年々打席での立ち位置をリーグ平均より前にしているカブスの鈴木。打撃に関する新しいデータの誕生によって、これまで感覚的だったものが、より数字で分かりやすくなってきている。こうしたデータに基づく新しい分析をしていくことで新たな一面を知ることができる世の中になり、技術力アップにつながる
今季MLBで打撃に関する新たなデータが次々に発表されている。開幕前の「打者がバッターボックスのどこに立っていたか」というスタンスに加え、インターセプト(ボールとバットの接点)のデータも出た。前で打つ打者か、引きつけて打つ打者かの違いである。

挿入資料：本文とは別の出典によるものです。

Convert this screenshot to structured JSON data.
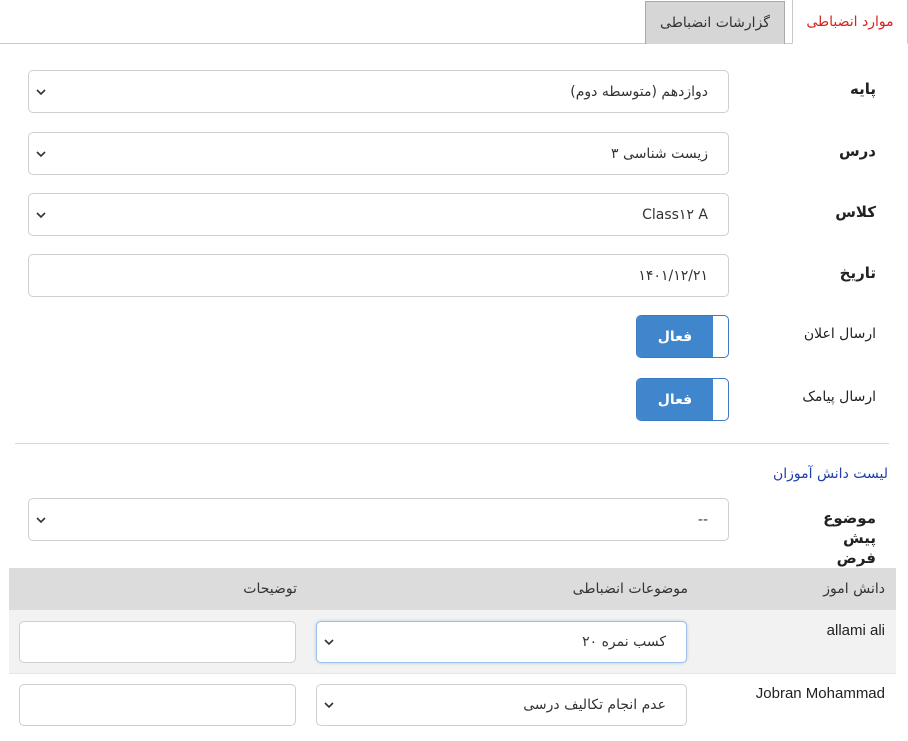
{
  "tabs": {
    "active": "موارد انضباطی",
    "inactive": "گزارشات انضباطی"
  },
  "form": {
    "grade": {
      "label": "پایه",
      "value": "دوازدهم (متوسطه دوم)"
    },
    "course": {
      "label": "درس",
      "value": "زیست شناسی ۳"
    },
    "class": {
      "label": "کلاس",
      "value": "Class۱۲ A"
    },
    "date": {
      "label": "تاریخ",
      "value": "۱۴۰۱/۱۲/۲۱"
    },
    "send_notification": {
      "label": "ارسال اعلان",
      "state": "فعال"
    },
    "send_sms": {
      "label": "ارسال پیامک",
      "state": "فعال"
    }
  },
  "students_section": {
    "title": "لیست دانش آموزان",
    "default_topic": {
      "label": "موضوع پیش فرض",
      "value": "--"
    }
  },
  "table": {
    "headers": {
      "student": "دانش اموز",
      "topics": "موضوعات انضباطی",
      "notes": "توضیحات"
    },
    "rows": [
      {
        "student": "allami ali",
        "topic": "کسب نمره ۲۰",
        "notes": ""
      },
      {
        "student": "Jobran Mohammad",
        "topic": "عدم انجام تکالیف درسی",
        "notes": ""
      }
    ]
  },
  "colors": {
    "accent": "#3f86cc",
    "active_tab": "#d9241b",
    "link": "#1f3fae"
  }
}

そして5月下旬、3つの新たなデータが加わった。スイングパス(インパクト直前のバットの傾き/縦振りか横振りか)、アタックディレクション(インパクト時のバットの水平方向の角度。打球方向に関連)、そしてアタックアングル(バットに当たった瞬間のボールの垂直角度。打球の角度=打球の打ち上げ角に関係)である。これらのデータにより、初めてバットのスイングを可視化し、打撃の多面的な要素を理解できるようになっている。
例えば
大谷翔平。大谷はリーグ平均より、7.6センチから9.6センチも引き付けて打つ打者だったが、2025年は4.3センチと、大谷にしては少し前で打っている。スイングパスは例年どおり縦振りで、アタックディレクションは平均で4度の引っ張りと、昨年までの2度よりも引っ張りの度合いが増している。アタックアングルは15度で、2年前の13度、昨年の11度より高くなっている。リーグ平均は10度だ。
一方、
鈴木誠也は、23年はリーグ平均の位置で打つ打者だったが、24年は4.3センチ手前で、25年は8.9センチ手前で打つように変わってきた。スイングパスはほぼメジャー平均で縦振りでも横振りでもない。アタックディレクションは平均で2度の引っ張りと、昨年までの1度よりも若干引っ張りの度合いが増している。

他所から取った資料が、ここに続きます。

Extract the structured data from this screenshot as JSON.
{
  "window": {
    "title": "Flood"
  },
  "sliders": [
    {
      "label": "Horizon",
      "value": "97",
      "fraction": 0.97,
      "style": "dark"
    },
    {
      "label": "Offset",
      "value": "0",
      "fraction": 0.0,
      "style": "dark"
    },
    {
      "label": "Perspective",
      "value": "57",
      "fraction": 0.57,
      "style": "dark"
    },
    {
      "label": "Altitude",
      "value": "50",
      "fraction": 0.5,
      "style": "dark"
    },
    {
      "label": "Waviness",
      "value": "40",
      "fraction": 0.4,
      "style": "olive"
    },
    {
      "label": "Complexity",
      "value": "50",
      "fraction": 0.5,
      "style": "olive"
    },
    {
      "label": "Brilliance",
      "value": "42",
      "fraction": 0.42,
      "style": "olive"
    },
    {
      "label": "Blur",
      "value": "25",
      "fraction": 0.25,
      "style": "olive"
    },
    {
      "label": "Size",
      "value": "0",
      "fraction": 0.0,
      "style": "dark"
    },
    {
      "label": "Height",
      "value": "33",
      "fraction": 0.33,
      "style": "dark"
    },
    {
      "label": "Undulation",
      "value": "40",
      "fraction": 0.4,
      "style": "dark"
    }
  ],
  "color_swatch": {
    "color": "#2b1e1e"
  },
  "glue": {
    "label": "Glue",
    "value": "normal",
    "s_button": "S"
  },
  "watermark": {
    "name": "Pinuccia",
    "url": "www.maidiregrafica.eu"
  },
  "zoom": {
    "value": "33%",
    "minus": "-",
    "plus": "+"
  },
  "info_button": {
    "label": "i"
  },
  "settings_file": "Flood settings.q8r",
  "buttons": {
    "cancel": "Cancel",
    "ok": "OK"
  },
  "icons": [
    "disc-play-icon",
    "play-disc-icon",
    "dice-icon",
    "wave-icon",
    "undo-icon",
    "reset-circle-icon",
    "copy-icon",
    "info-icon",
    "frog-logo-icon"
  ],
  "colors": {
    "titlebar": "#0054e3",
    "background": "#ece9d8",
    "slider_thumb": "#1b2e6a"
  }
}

アタックアングルは9度で、リーグ平均以下だが、2年前の5度、昨年の6度よりも高くなっている。新たな指標には理想的なアタックアングル率というものもある。これはデータ上、打率も長打率も上がる理想的なアタックアングルを5.20度とし、その角度でバットをどれだけ入れられているかだ。

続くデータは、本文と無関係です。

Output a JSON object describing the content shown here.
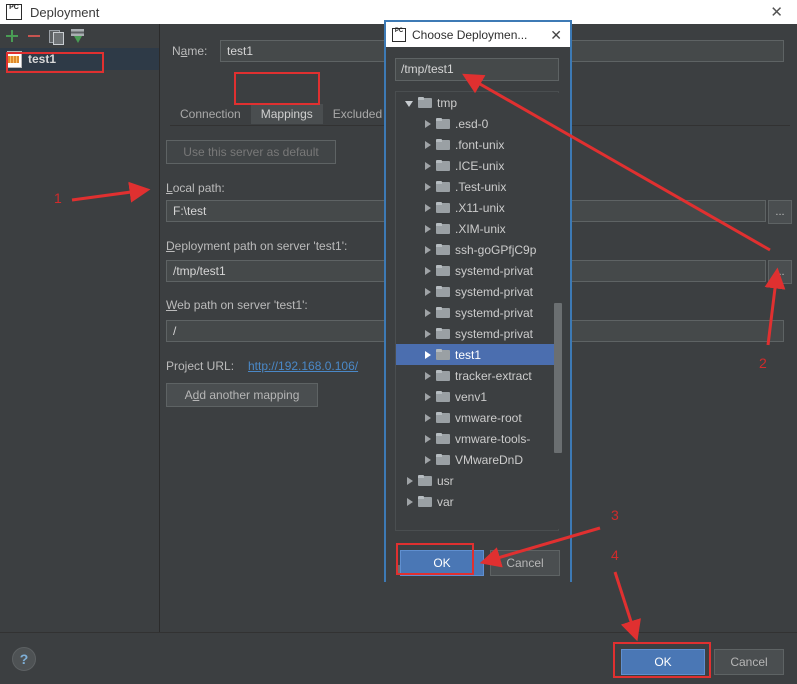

今季の大谷はリーグ平均の50.9%を上回る54.1%、鈴木はリーグ平均と同じ50.9%である。鈴木については23年が42.2%、24年は47.3%と平均を下回っていたが、今年は良い角度でバットを振れている。
結果、長打率は.569と去年までよりも約80ポイントも上昇している。鈴木のバット速度は72.8マイルとMLBの平均よりも1.2マイル速いだけで、大谷の76.2マイルには及ばない。それでもバット速度に加速がつく前のポイントでボールをとらえ、打球を上げることで、長打が増え、長打率はMLB全体5位、51打点は全体1位である。
これまで打者のスイングについて私たちは目で見たものから、漠然と論じるしかなかった。しかし、現在ではこういった細かいデータから、緻密に分析できる。何より打者たちが数年前から、こういったデータを基にスイングを検証し、生産性を上げるべく、調整を行ってきた。
私たちもこういったデータを読めないと、現状で打者が何を考え、いかに投手攻略に挑んでいるのかを理解できない。詳細なデータに基づく分析は新たなフロンティア。正直、最高にワクワクさせられる。